Al Qur'an

Mengapa Al Quran Mengajar Manusia Melalui Pertanyaan?

Salafusshalih.com – Wahyu tidak hanya turun dalam bentuk doktrin atau pernyataan final, tetapi juga dalam bentuk pertanyaan yang mengguncang kesadaran manusia.
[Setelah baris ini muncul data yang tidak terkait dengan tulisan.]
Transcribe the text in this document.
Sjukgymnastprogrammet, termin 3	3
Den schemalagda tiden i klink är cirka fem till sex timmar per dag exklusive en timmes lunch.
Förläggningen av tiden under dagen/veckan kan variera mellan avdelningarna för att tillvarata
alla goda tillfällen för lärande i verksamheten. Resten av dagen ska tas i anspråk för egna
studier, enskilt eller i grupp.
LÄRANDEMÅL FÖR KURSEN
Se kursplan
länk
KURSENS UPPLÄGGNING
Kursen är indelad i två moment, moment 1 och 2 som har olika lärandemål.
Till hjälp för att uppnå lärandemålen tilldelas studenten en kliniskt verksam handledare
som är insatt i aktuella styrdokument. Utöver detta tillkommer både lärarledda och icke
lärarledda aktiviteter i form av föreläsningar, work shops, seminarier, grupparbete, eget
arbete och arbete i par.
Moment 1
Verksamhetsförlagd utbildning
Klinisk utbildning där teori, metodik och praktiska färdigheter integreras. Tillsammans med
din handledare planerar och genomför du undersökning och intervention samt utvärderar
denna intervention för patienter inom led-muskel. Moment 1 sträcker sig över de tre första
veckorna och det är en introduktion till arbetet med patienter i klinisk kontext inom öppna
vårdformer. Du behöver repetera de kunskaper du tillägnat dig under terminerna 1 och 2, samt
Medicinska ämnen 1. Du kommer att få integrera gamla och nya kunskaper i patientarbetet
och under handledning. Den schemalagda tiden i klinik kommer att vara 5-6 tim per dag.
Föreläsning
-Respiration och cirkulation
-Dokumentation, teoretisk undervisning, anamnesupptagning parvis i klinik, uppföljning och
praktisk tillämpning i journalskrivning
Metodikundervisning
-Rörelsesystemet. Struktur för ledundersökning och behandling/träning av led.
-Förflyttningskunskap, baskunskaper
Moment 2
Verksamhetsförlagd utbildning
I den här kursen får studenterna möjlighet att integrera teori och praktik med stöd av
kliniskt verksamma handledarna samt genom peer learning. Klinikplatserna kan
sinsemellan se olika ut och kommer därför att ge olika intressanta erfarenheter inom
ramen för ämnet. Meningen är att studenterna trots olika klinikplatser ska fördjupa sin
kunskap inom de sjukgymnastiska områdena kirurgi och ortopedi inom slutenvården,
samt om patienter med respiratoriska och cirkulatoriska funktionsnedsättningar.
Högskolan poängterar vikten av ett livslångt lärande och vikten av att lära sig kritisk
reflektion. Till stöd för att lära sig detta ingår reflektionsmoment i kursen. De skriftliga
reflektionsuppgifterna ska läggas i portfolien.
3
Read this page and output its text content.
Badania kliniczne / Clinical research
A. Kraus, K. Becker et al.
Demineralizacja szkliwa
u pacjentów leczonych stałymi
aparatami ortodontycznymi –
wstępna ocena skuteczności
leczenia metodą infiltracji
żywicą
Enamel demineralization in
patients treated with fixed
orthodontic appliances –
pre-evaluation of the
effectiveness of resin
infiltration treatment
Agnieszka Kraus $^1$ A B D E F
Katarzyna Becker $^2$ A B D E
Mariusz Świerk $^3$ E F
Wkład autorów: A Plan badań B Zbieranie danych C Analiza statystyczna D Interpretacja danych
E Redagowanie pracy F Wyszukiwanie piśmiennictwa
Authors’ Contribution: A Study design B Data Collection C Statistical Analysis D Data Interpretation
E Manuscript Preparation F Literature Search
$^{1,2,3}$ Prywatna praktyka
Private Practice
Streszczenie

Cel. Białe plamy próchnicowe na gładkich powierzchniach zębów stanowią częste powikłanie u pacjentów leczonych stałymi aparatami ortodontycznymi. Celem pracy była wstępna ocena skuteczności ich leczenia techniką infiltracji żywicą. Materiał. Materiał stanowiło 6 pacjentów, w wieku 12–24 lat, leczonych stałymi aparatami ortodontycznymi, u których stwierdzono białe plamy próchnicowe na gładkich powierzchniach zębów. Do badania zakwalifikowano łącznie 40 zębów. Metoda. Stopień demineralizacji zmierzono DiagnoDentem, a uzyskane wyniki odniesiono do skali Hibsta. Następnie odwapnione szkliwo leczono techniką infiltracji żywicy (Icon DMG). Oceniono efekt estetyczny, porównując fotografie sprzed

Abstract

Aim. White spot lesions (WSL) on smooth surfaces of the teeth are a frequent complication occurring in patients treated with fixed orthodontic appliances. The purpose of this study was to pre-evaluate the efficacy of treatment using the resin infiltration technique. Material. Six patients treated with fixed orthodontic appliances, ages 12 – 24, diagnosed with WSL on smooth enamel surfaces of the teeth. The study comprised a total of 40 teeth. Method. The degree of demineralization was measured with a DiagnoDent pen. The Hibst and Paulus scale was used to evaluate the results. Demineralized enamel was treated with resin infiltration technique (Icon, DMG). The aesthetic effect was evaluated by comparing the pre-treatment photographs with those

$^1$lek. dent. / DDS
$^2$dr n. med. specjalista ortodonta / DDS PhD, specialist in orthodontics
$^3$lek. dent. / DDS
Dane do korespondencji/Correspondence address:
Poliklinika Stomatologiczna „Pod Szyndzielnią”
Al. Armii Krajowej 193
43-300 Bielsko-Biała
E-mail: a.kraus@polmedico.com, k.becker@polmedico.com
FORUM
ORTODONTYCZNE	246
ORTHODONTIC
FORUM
Seolah-olah Al-Qur’an sedang mengajari manusia cara berpikir, bukan sekadar memberi informasi.

Banyak ayat berbentuk pertanyaan:

أَفَلَا تَعْقِلُونَ

“Tidakkah kalian berpikir?”

أَفَلَا يَتَدَبَّرُونَ الْقُرْآنَ

“Tidakkah mereka mentadabburi Al-Qur’an?”

فَأَيْنَ تَذْهَبُونَ

“Maka ke mana kalian akan pergi?”

هَلْ مِنْ خَالِقٍ غَيْرُ اللَّهِ

“Adakah pencipta selain Allah?”

أَفِي اللَّهِ شَكٌّ

“Apakah terhadap Allah masih ada keraguan?”

Secara epistemologis, ini sangat dalam.

Al-Qur’an tidak memperlakukan manusia seperti robot penerima data, tetapi sebagai subjek sadar yang harus:

  • berpikir
  • merenung
  • mempertanyakan
  • menemukan jawaban.

Menariknya, pertanyaan-pertanyaan itu sering kali sekaligus membawa arah jawabannya.

Misalnya:

هَلْ جَزَاءُ الْإِحْسَانِ إِلَّا الْإِحْسَانُ

“Tidak ada balasan bagi kebaikan selain kebaikan pula.”

Secara bentuk itu pertanyaan, tetapi hakikatnya adalah penegasan nilai moral.

Atau:

أَلَيْسَ اللَّهُ بِكَافٍ عَبْدَهُ

“Bukankah Allah cukup bagi hamba-Nya?”

Ini adalah pertanyaan retoris, tetapi di dalamnya sudah terkandung jawaban teologis dan spiritual.

Maka wahyu bekerja dengan dua cara sekaligus:

  • membangunkan akal melalui pertanyaan
  • membimbing akal melalui jawaban

Inilah perbedaan mendasar antara epistemologi Al-Qur’an dan skeptisisme modern ekstrem.

Dalam sebagian filsafat modern, pertanyaan kadang dibiarkan menggantung tanpa ujung:

  • semua diragukan
  • semua dipertanyakan
  • tetapi tidak ada kepastian final

Sedangkan Al-Qur’an:

  • membuka ruang berpikir
  • menghidupkan nalar
  • mengajak dialog
  • tetapi juga memberi arah kepada kebenaran

Karena tujuan wahyu bukan membuat manusia tenggelam dalam kebingungan intelektual, melainkan membimbingnya menuju hudā (petunjuk).

Bahkan bisa dikatakan:

  • pertanyaan dalam filsafat modern sering berujung pada problem
  • sedangkan pertanyaan dalam Al-Qur’an diarahkan menuju hidayah.

Dan ini sangat penting: Al-Qur’an bukan hanya memberi jawaban atas pertanyaan manusia, tetapi juga mengajari manusia pertanyaan apa yang seharusnya ditanyakan.

Karena tidak semua pertanyaan membawa manusia kepada kebenaran.

Ada pertanyaan yang lahir dari kesombongan, ada yang lahir dari hawa nafsu, ada pula yang lahir dari pencarian hakiki.

Maka wahyu mendidik struktur kesadaran manusia:

  • bagaimana berpikir
  • bagaimana bertanya
  • dan ke mana jawaban harus bermuara

Itulah sebabnya wahyu pertama adalah:

اقْرَأْ
“Bacalah.”

Bukan sekadar perintah membaca teks, tetapi pembukaan gerbang kesadaran epistemologis bagi manusia:

  • membaca alam
  • membaca diri
  • membaca sejarah
  • membaca makna
  • membaca semuanya dengan cahaya Tuhan.